Chowdhury and Mujahid were executed after their petitions for presidential clemency was turned down earlier.

Published: 22nd November 2015 10:10 AM  |   Last Updated: 22nd November 2015 10:10 AM   |  A+A-


Pakistan Foreign Office Spokesman Qazi Khalilullah said that they have noted the ‘unfortunate’ hangings with concern and anguish. | File AP

DHAKA:  Bangladesh Nationalist Party (BNP) leader Salauddin Quader Chowdhury and Jamaat-e-Islami secretary general Ali Ahsan Mohammad Mujahid were hanged on Sunday for the crimes against humanity they committed in 1971 to thwart the independence of Bangladesh.

Dhaka Central Jail Superintendent Jahangir Kabir confirmed that both were executed at 12.55 a.m. (local time), reported.

With Sunday's execution, Bangladesh has hanged four war crimes convicts so far.

Jamaat leader Abdul Quader Molla was the first to walk the gallows in December 2013 while another leader of the same party Mohammad Kamaruzzaman was executed in April this year.

Chowdhury and Mujahid were executed after their petitions for presidential clemency was turned down earlier.

On Wednesday (November 18), the Supreme Court scrapped their petitions for a review of their death sentences.

Copies of the verdicts were published and sent to the jail on Thursday (November 19).
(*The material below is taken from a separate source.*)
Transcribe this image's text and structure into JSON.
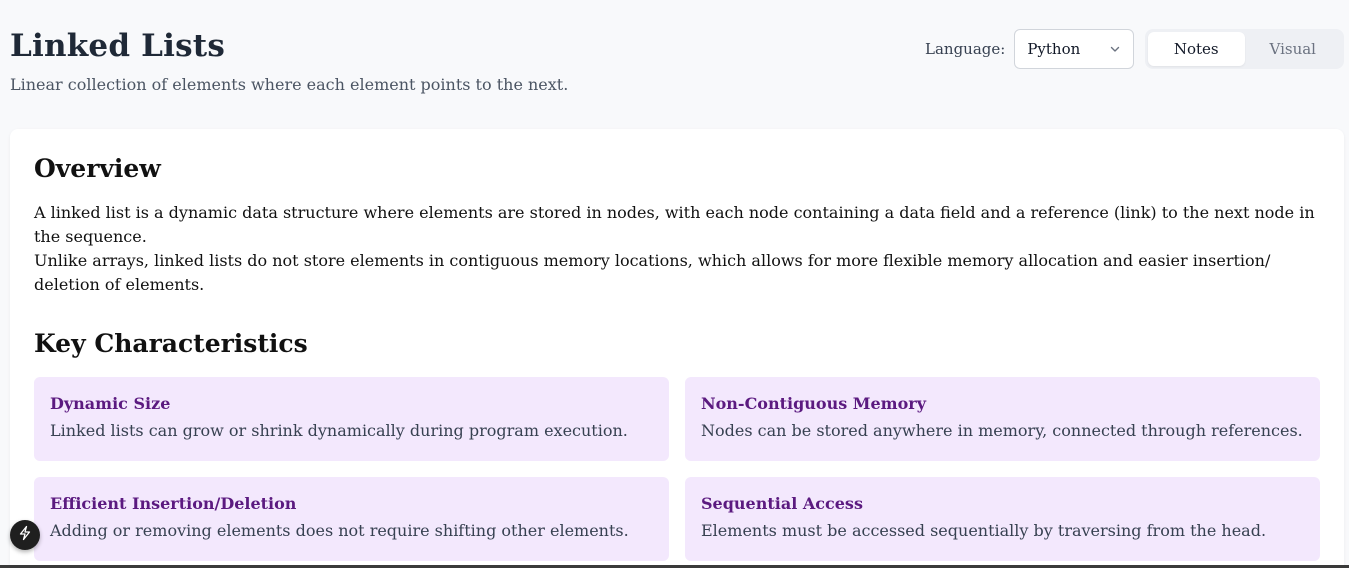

The same day, the prison authorities read the verdicts out to the convicted war criminals.

The only hurdle for the executions was a possible presidential clemency, which they had sought on Saturday, but in the end, that plea was turned down.

Former BNP MP Salauddin Quader, who had also served as a minister during HM Ershad's regime, was sentenced to death by the International Crimes Tribunal (ICT) on October 1, 2013.
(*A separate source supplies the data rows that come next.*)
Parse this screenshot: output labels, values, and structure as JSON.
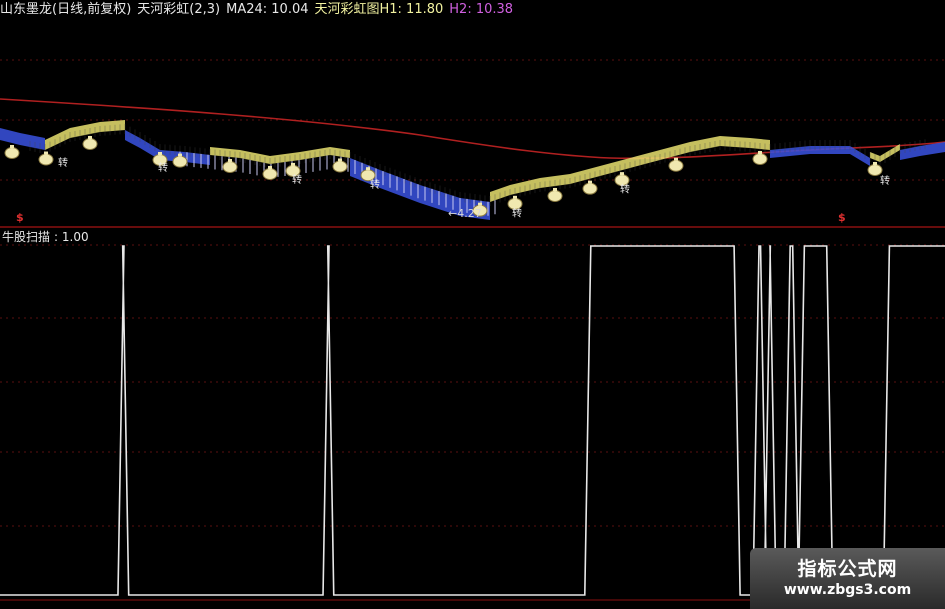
{
  "header": {
    "instrument": "山东墨龙(日线,前复权)",
    "indicator": "天河彩虹(2,3)",
    "ma24_label": "MA24: 10.04",
    "rainbow_label": "天河彩虹图H1: 11.80",
    "h2_label": "H2: 10.38"
  },
  "upper_panel": {
    "low_price_label": "4.27",
    "signal_char": "转",
    "dollar_marker": "$",
    "colors": {
      "ma_line": "#b02020",
      "down_band": "#3a52e0",
      "up_band": "#e8e070",
      "token": "#f0e8b0",
      "panel_border": "#8a1010"
    }
  },
  "lower_panel": {
    "label": "牛股扫描",
    "value": ": 1.00",
    "signal_segments": [
      [
        0.0,
        0
      ],
      [
        0.128,
        1
      ],
      [
        0.133,
        0
      ],
      [
        0.345,
        1
      ],
      [
        0.35,
        0
      ],
      [
        0.622,
        1
      ],
      [
        0.78,
        0
      ],
      [
        0.8,
        1
      ],
      [
        0.808,
        0
      ],
      [
        0.812,
        1
      ],
      [
        0.818,
        0
      ],
      [
        0.833,
        1
      ],
      [
        0.842,
        0
      ],
      [
        0.848,
        1
      ],
      [
        0.878,
        0
      ],
      [
        0.938,
        1
      ],
      [
        1.0,
        1
      ]
    ]
  },
  "watermark": {
    "title": "指标公式网",
    "url": "www.zbgs3.com"
  }
}
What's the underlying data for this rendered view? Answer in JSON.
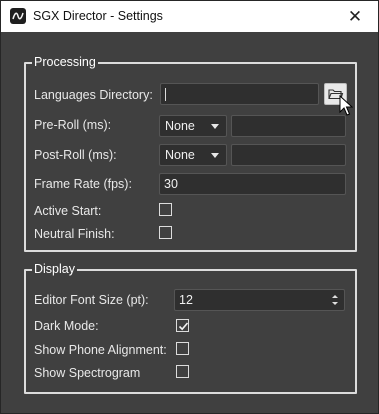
{
  "window": {
    "title": "SGX Director - Settings",
    "close_glyph": "✕",
    "icons": {
      "app": "sgx-app-icon",
      "close": "close-icon"
    }
  },
  "processing": {
    "title": "Processing",
    "languages_directory": {
      "label": "Languages Directory:",
      "value": "",
      "browse_icon": "folder-open-icon"
    },
    "pre_roll": {
      "label": "Pre-Roll (ms):",
      "selected": "None",
      "value": ""
    },
    "post_roll": {
      "label": "Post-Roll (ms):",
      "selected": "None",
      "value": ""
    },
    "frame_rate": {
      "label": "Frame Rate (fps):",
      "value": "30"
    },
    "active_start": {
      "label": "Active Start:",
      "checked": false
    },
    "neutral_finish": {
      "label": "Neutral Finish:",
      "checked": false
    }
  },
  "display": {
    "title": "Display",
    "editor_font_size": {
      "label": "Editor Font Size (pt):",
      "value": "12"
    },
    "dark_mode": {
      "label": "Dark Mode:",
      "checked": true
    },
    "show_phone_alignment": {
      "label": "Show Phone Alignment:",
      "checked": false
    },
    "show_spectrogram": {
      "label": "Show Spectrogram",
      "checked": false
    }
  },
  "colors": {
    "background": "#404040",
    "field": "#2f2f2f",
    "border": "#dcdcdc",
    "titlebar": "#ffffff"
  }
}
The verdict depicted how he had led the Pakistani army to murder and loot in 1971, and how he had abducted freedom fighters and pro-liberation people, taking them to his hilltop residence in Chittagong and torturing them.
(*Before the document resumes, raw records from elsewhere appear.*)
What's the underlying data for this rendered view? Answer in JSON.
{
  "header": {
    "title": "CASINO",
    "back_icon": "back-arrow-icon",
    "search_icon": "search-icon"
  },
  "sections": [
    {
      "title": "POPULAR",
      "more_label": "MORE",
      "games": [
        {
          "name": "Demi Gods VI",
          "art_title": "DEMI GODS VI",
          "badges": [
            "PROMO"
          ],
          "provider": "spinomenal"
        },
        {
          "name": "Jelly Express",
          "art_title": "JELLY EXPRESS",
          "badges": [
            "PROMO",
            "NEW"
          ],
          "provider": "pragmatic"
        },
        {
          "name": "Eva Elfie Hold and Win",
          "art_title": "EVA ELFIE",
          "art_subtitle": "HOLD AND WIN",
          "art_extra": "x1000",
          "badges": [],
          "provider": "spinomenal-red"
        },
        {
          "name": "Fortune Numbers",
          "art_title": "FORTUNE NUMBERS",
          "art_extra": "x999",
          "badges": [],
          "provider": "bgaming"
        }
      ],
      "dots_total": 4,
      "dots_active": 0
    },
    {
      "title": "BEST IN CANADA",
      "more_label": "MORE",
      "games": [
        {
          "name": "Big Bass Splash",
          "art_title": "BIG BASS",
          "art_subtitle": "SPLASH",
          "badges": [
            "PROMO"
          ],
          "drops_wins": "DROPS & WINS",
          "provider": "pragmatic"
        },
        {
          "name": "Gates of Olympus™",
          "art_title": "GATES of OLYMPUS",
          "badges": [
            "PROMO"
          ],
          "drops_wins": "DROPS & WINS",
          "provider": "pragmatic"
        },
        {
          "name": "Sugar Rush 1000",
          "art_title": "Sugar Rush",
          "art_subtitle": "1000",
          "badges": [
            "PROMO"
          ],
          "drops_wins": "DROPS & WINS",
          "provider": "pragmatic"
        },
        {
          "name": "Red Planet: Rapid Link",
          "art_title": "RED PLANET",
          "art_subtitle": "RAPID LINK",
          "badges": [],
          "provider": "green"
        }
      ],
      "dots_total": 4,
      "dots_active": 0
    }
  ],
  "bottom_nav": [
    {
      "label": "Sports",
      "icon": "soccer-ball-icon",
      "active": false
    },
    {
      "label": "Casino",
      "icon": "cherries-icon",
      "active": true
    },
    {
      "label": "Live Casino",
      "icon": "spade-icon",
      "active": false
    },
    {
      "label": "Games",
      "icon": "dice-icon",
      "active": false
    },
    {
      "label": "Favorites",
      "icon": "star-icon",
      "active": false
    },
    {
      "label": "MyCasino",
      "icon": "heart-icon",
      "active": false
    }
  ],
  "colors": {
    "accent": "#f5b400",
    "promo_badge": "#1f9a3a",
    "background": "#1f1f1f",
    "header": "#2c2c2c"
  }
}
Mujahid, a minister in Khaleda Zia's coalition cabinet, planned and executed mass murders including those of intellectuals, scientists, academics and journalists in 1971.

On July 17, 2013, the ICT gave him the death sentence after he was proven guilty of mass killings and torture of Hindus during the Liberation War.

Both of them appealed against the verdicts, but the Supreme Court upheld their death sentences.

Chief Justice Surendra Kumar Sinha headed the four-member Appellate Division bench that, on June 16, gave its verdict on Mujahid, who was the former commander of Al-Badr, the militia raised by Pakistan to crush the Bengali struggle for independence.

The same bench delivered the verdict on Chowdhury's appeal against capital punishment on July 29.

The two full verdicts were published on September 30 after the judges signed them.

The ICT issued the death warrants the next day and sent them to the prison. The warrants were read out to the convicts.

Both convicts then filed a petition for a review of their death sentences, which was rejected by the Chief Justice led appeals bench.